Llamó al timbre y esperó, mirando al cielo. Había sido un día muy gris, así que estaba oscureciendo rápido. Kath abrió la puerta. Era gracioso ver lo guapa que estaba con su pelo rubio recogido sin cuidado y con chándal. Aun así, Kath era una de esas chicas que no querían que le recordaran lo guapa que era, y Sheldon no estaba interesado en ella (a no ser que ella sí lo estuviera...), así que fue directo al grano:

— Toma, tu destornillador. Muchas gracias.

— Ah, me alegro de que éste no lo rompieras—sonrió Kath, tomando la herramienta.

— Es mucho más fácil cuando tienes tutoriales.

— Sí...Oye, ¿y qué tal te trata la vida?—preguntó Kath, apoyándose contra el marco de la puerta y cruzando los brazos.

— Hoy me han echado oficialmente.

— ¿De veras? Lo siento...

— Nah, no pasa nada. Odiaba trabajar ahí, no sabía cuánto tiempo iba a soportar a mi jefe y sus tonterías. De todas formas, ya tengo una entrevista muy prometedora, así que...

— Eso está bien.

— Una amiga mía de Atlanta va a venir de visita en tres semanas. Le gustan esta clase de sitios; no sé por qué.

— ¡Oh!

— No tan rápido, Sheldon: es lesbiana—rió Kath.

— No he dicho que me interesara. Pero está bien ver caras nuevas por aquí. Uno se aburre de las de aquí muy rápido.

— Ya te digo...

— Bueno, hora de irse. He alquilado una peli; una de terror. Dicen que es malísima. He pillado una bolsa grande de palomitas y un refresco gigante.
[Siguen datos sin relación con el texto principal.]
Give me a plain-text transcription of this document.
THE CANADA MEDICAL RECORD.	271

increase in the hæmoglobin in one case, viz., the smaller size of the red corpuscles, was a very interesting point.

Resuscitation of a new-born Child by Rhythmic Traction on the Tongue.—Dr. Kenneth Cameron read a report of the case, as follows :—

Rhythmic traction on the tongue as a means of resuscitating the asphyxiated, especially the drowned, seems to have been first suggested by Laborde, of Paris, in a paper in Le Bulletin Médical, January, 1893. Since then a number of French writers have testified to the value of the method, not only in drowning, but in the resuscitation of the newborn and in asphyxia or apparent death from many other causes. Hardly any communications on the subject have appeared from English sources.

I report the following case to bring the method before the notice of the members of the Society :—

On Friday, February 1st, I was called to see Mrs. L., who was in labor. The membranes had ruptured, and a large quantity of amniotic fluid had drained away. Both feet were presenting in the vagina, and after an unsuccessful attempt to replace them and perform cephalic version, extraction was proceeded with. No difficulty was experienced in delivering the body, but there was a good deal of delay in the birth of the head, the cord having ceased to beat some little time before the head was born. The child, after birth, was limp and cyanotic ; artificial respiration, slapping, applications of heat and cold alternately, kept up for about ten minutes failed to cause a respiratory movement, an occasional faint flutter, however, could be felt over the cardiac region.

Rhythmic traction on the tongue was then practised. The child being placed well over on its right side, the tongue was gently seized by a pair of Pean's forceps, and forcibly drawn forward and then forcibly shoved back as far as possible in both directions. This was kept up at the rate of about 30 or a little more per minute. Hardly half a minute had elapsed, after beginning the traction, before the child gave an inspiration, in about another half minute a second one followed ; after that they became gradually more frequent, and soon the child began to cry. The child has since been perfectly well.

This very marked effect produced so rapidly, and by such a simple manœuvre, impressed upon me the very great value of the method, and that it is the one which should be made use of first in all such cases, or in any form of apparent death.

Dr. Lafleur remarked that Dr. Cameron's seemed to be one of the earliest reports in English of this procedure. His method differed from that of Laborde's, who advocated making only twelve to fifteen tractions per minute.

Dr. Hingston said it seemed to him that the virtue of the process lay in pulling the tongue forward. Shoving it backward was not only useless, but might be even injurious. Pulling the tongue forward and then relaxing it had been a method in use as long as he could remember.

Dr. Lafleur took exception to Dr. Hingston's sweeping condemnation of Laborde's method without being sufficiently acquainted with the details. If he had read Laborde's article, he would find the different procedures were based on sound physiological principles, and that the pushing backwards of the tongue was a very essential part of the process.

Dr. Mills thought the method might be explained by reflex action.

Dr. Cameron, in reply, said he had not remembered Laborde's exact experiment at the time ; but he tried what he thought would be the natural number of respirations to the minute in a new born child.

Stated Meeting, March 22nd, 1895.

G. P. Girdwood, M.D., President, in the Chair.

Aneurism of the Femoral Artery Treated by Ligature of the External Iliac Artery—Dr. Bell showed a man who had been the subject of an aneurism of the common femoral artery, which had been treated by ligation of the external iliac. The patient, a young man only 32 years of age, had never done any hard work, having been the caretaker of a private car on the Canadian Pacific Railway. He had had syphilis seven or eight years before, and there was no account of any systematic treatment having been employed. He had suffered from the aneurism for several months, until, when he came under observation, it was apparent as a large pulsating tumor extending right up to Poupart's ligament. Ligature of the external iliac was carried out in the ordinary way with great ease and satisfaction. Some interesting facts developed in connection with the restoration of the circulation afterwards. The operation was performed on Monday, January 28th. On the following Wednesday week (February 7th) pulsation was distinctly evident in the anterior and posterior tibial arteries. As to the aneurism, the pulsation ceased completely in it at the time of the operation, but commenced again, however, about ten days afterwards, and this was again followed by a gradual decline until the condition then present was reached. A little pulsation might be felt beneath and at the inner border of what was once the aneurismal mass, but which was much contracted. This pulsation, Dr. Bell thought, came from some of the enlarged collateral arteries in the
Va a ser la bomba.

— Sí, suena a planazo. Que te diviertas—Antes de volver al interior, Kath se volvió hacia Sheldon con una sonrisa—. ¿Sigues alquilando pelis?

— Sí, soy un viejo, ¿qué pasa? ...No todos nos podemos permitir Netflix todos los meses...

Sheldon se alejó. Cuando miró al cielo, se dijo que pronto se pondría a llover, así que se dio prisa.

El pueblo entero parecía esperar un chaparrón: al menos aquello parecía una clase de novedad, en un pequeño lugar donde nunca, jamás, pasaba nada excitante.